Fig. 1 is a schematic diagram showing an embodiment of an overflow dip coating apparatus according to the present invention, Fig. 2 is a schematic diagram showing another embodiment of the invention, and Fig. 3 shows a part of the overflow piping shown in Fig. 2. FIG. 4 is a perspective view of a main part showing a part of an overflow pipe according to still another embodiment of the present invention, and FIG. 5 is a side sectional view showing a conventional technique.

Claims (2)

[Claims] (1) An overflow coating liquid tank that applies a coating liquid to a substrate in the coating liquid tank; a supply tank that stores the coating liquid to be supplied to the coating liquid tank; and a supply tank that supplies the coating liquid from the supply tank to the coating liquid tank. a coating liquid supply pipe for transporting the coating liquid, and a coating liquid circulation pipe having a spiral overflow pipe for circulating the coating liquid overflowing from the coating device to the supply tank, the coating liquid flowing out from the overflow pipe.

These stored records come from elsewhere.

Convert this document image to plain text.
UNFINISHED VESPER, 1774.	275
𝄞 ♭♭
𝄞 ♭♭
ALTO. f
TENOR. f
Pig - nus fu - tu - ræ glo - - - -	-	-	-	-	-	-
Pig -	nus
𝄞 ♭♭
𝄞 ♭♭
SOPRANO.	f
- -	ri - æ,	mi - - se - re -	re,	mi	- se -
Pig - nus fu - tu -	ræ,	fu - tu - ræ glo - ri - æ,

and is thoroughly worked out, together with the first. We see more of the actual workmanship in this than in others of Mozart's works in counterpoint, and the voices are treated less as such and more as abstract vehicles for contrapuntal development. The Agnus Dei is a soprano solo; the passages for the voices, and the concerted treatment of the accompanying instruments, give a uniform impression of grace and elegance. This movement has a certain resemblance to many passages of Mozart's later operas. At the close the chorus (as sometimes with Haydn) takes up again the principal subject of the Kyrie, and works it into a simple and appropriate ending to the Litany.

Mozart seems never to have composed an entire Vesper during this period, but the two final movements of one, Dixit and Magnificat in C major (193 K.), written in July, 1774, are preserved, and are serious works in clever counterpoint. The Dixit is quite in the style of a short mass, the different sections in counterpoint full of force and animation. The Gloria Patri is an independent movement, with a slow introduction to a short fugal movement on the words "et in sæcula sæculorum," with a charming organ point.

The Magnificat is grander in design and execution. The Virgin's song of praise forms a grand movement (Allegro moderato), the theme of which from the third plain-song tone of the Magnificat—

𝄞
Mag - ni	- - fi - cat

An overflow dip coating apparatus characterized in that a liquid is temporarily stored and then supplied to the coating liquid tank. (2) An overflow coating liquid tank that applies a coating liquid to a substrate in the coating liquid tank; a supply tank that stores the coating liquid to be supplied to the coating liquid tank; and a supply tank that supplies the coating liquid from the supply tank to the coating liquid tank. a coating liquid supply pipe that transports the coating liquid; and a coating liquid circulation pipe that has an inclined overflow pipe that circulates the coating liquid overflowing from the coating device to the supply tank and that widens toward the tip. An overflow dip coating apparatus characterized in that the coating liquid flowing out from the overflow pipe is temporarily stored and supplied to the coating liquid tank.